Products of several commutators in a Lie nilpotent associative algebra

Let $F$ be a field of characteristic $\ne 2,3$ and let $A$ be a unital associative $F$-algebra. Define a left-normed commutator $[a_1, a_2, \dots , a_n]$ $(a_i \in A)$ recursively by $[a_1, a_2] = a_1 a_2 - a_2 a_1$, $[a_1, \dots , a_{n-1}, a_n] = [[a_1, \dots , a_{n-1}], a_n]$ $(n \ge 3)$. For $n \ge 2$, let $T^{(n)} (A)$ be the two-sided ideal in $A$ generated by all commutators $[a_1, a_2, \dots , a_n]$ ($a_i \in A )$. Define $T^{(1)} (A) = A$. Let $k, \ell$ be integers such that $k > 0$, $0 \le \ell \le k$. Let $m_1, \dots , m_k$ be positive integers such that $\ell$ of them are odd and $k - \ell $ of them are even. Let $N_{k \ell} = \sum_{i=1}^k m_i -2k + \ell + 2 $. The aim of the present note is to show that, for any positive integers $m_1, \dots , m_k$, in general, \[ T^{(m_1)} (A) \dots T^{(m_k)} (A) \nsubseteq T^{(N_{k \ell} +1)} (A). \] It is known that if $\ell < k$ (that is, if at least one of $m_i$ is even) then, for each $A$, \begin{equation*} \label{evenabstr} T^{(m_1)} (A) \dots T^{(m_k)} (A) \subseteq T^{(N_{k \ell} )} (A) \end{equation*} so our result cannot be improved if $\ell <k$. Let $N_k = \sum_{i=1}^k m_i -k+1$. Recently Dangovski has proved that if $m_1, \dots , m_k$ are any positive integers then, in general, \[ T^{(m_1)} (A) \dots T^{(m_k)} (A) \nsubseteq T^{(N_k+1)} (A) . \] Since $ N_{k \ell} = N_k - (k - \ell -1)$, Dangovski's result is stronger than ours if $\ell = k$ and is weaker than ours if $\ell \le k-2$; if $\ell = k-1$ then $N_k = N_{k (k-1)}$ so both results coincide.
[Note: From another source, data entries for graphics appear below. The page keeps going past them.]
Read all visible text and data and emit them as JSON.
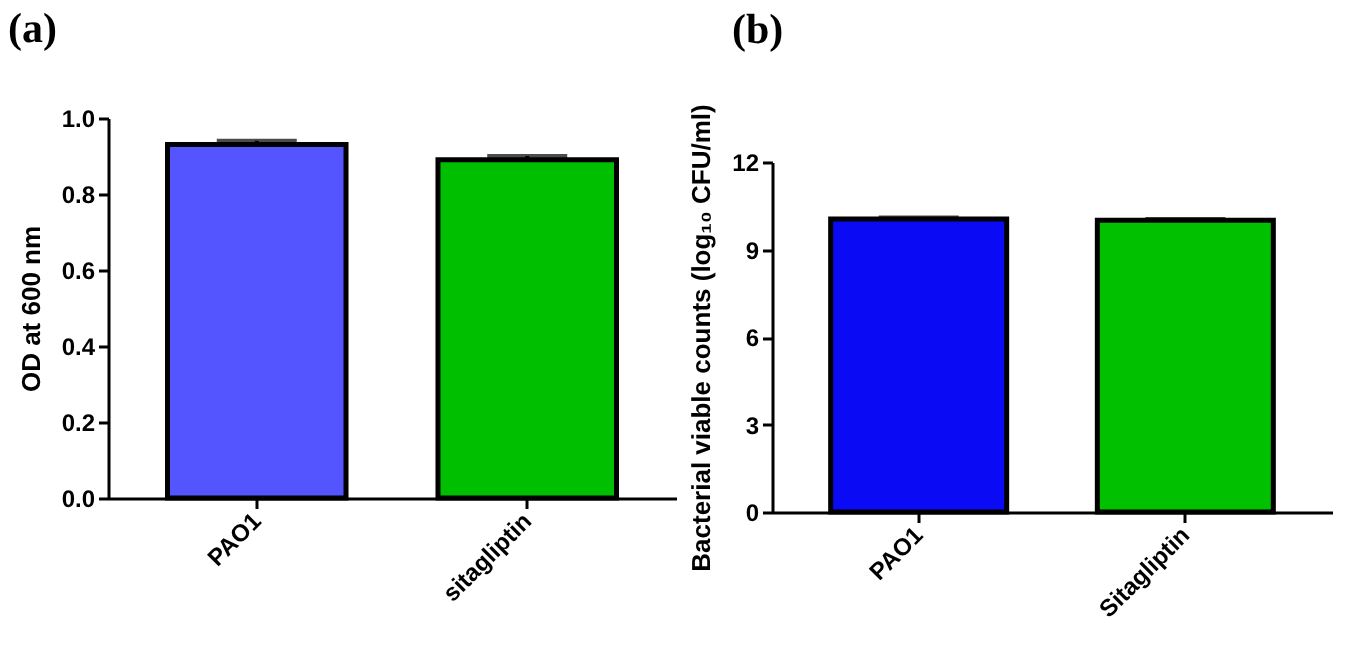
{
  "chart_data": [
    {
      "type": "bar",
      "title": "(a)",
      "categories": [
        "PAO1",
        "sitagliptin"
      ],
      "values": [
        0.93,
        0.89
      ],
      "errors": [
        0.01,
        0.01
      ],
      "colors": [
        "#5555ff",
        "#00bf00"
      ],
      "ylabel": "OD at 600 nm",
      "ylim": [
        0,
        1.0
      ],
      "yticks": [
        {
          "value": 0,
          "label": "0.0"
        },
        0.2,
        0.4,
        0.6,
        0.8,
        {
          "value": 1.0,
          "label": "1.0"
        }
      ]
    },
    {
      "type": "bar",
      "title": "(b)",
      "categories": [
        "PAO1",
        "Sitagliptin"
      ],
      "values": [
        10.05,
        10.0
      ],
      "errors": [
        0.05,
        0.05
      ],
      "colors": [
        "#0a0af5",
        "#00c000"
      ],
      "ylabel": "Bacterial viable counts (log₁₀ CFU/ml)",
      "ylim": [
        0,
        12
      ],
      "yticks": [
        0,
        3,
        6,
        9,
        12
      ]
    }
  ]
}
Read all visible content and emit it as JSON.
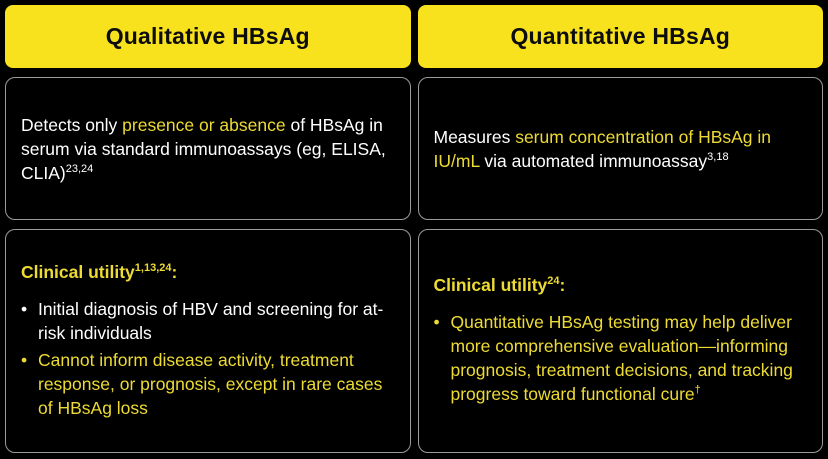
{
  "colors": {
    "background": "#000000",
    "header_bg": "#F8E21D",
    "header_text": "#0D0D0D",
    "text_white": "#FFFFFF",
    "text_yellow": "#EDDB33",
    "cell_border": "#9A9A9A"
  },
  "columns": [
    {
      "id": "qualitative",
      "header_label": "Qualitative HBsAg",
      "description": {
        "segments": [
          {
            "text": "Detects only "
          },
          {
            "text": "presence or absence",
            "yellow": true
          },
          {
            "text": " of HBsAg in serum via standard immunoassays (eg, ELISA, CLIA)"
          },
          {
            "text": "23,24",
            "sup": true
          }
        ]
      },
      "utility": {
        "heading_segments": [
          {
            "text": "Clinical utility",
            "yellow": true,
            "bold": true
          },
          {
            "text": "1,13,24",
            "yellow": true,
            "bold": true,
            "sup": true
          },
          {
            "text": ":",
            "yellow": true,
            "bold": true
          }
        ],
        "bullets": [
          {
            "segments": [
              {
                "text": "Initial diagnosis of HBV and screening for at-risk individuals"
              }
            ]
          },
          {
            "segments": [
              {
                "text": "Cannot inform disease activity, treatment response, or prognosis, except in rare cases of HBsAg loss",
                "yellow": true
              }
            ]
          }
        ]
      }
    },
    {
      "id": "quantitative",
      "header_label": "Quantitative HBsAg",
      "description": {
        "segments": [
          {
            "text": "Measures "
          },
          {
            "text": "serum concentration of HBsAg in IU/mL",
            "yellow": true
          },
          {
            "text": " via automated immunoassay"
          },
          {
            "text": "3,18",
            "sup": true
          }
        ]
      },
      "utility": {
        "heading_segments": [
          {
            "text": "Clinical utility",
            "yellow": true,
            "bold": true
          },
          {
            "text": "24",
            "yellow": true,
            "bold": true,
            "sup": true
          },
          {
            "text": ":",
            "yellow": true,
            "bold": true
          }
        ],
        "bullets": [
          {
            "segments": [
              {
                "text": "Quantitative HBsAg testing may help deliver more comprehensive evaluation—informing prognosis, treatment decisions, and tracking progress toward functional cure",
                "yellow": true
              },
              {
                "text": "†",
                "yellow": true,
                "sup": true
              }
            ]
          }
        ]
      }
    }
  ]
}
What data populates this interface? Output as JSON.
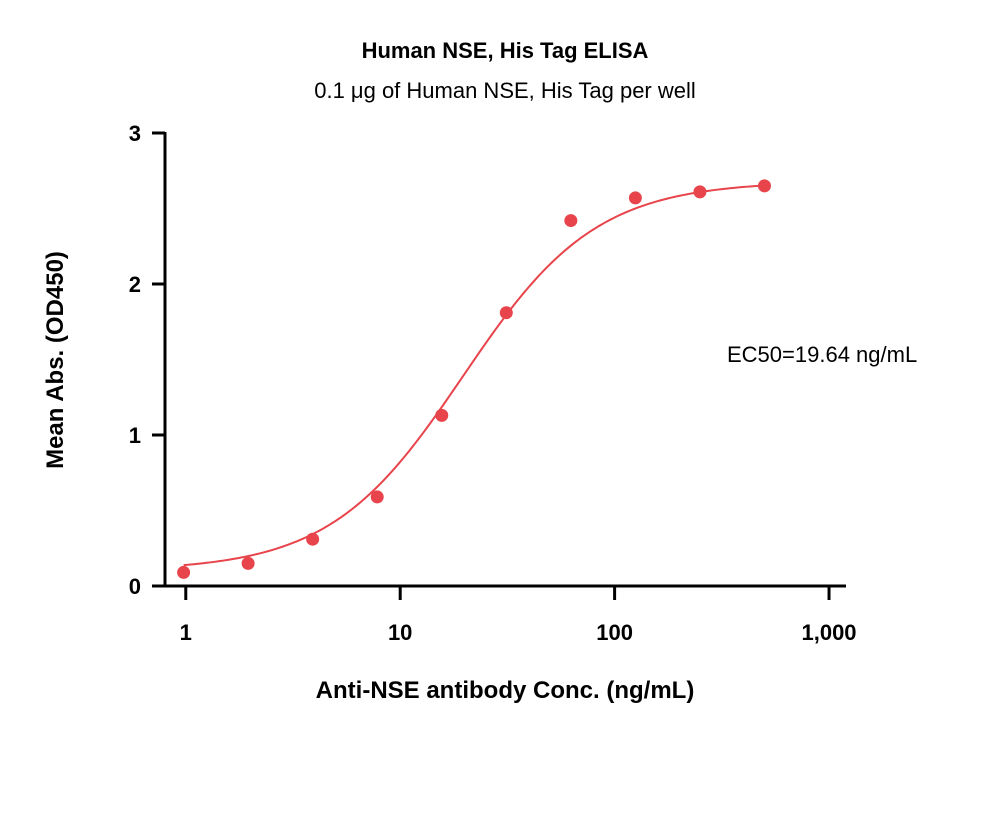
{
  "chart_data": {
    "type": "scatter",
    "title": "Human NSE, His Tag ELISA",
    "subtitle": "0.1 μg of Human NSE, His Tag per well",
    "xlabel": "Anti-NSE antibody Conc. (ng/mL)",
    "ylabel": "Mean Abs. (OD450)",
    "x_scale": "log",
    "xlim": [
      0.8,
      1200
    ],
    "ylim": [
      0,
      3
    ],
    "x_ticks": [
      1,
      10,
      100,
      1000
    ],
    "x_tick_labels": [
      "1",
      "10",
      "100",
      "1,000"
    ],
    "y_ticks": [
      0,
      1,
      2,
      3
    ],
    "y_tick_labels": [
      "0",
      "1",
      "2",
      "3"
    ],
    "grid": false,
    "series": [
      {
        "color": "#e8444b",
        "x": [
          0.977,
          1.953,
          3.906,
          7.813,
          15.625,
          31.25,
          62.5,
          125,
          250,
          500
        ],
        "y": [
          0.09,
          0.15,
          0.31,
          0.59,
          1.13,
          1.81,
          2.42,
          2.57,
          2.61,
          2.65
        ]
      }
    ],
    "fit_curve": {
      "model": "4PL",
      "bottom": 0.1,
      "top": 2.68,
      "ec50": 19.64,
      "hill": 1.4,
      "color": "#e8444b"
    },
    "annotation": "EC50=19.64 ng/mL"
  }
}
It is known that if $\ell = k$ (that is, if all $m_i$ are odd) then, for each $A$, \begin{equation*} \label{alloddabstr} T^{(m_1)} (A) \dots T^{(m_k)} (A) \subseteq T^{(N_k)} (A) \end{equation*} so in this case Dangovski's result cannot be improved.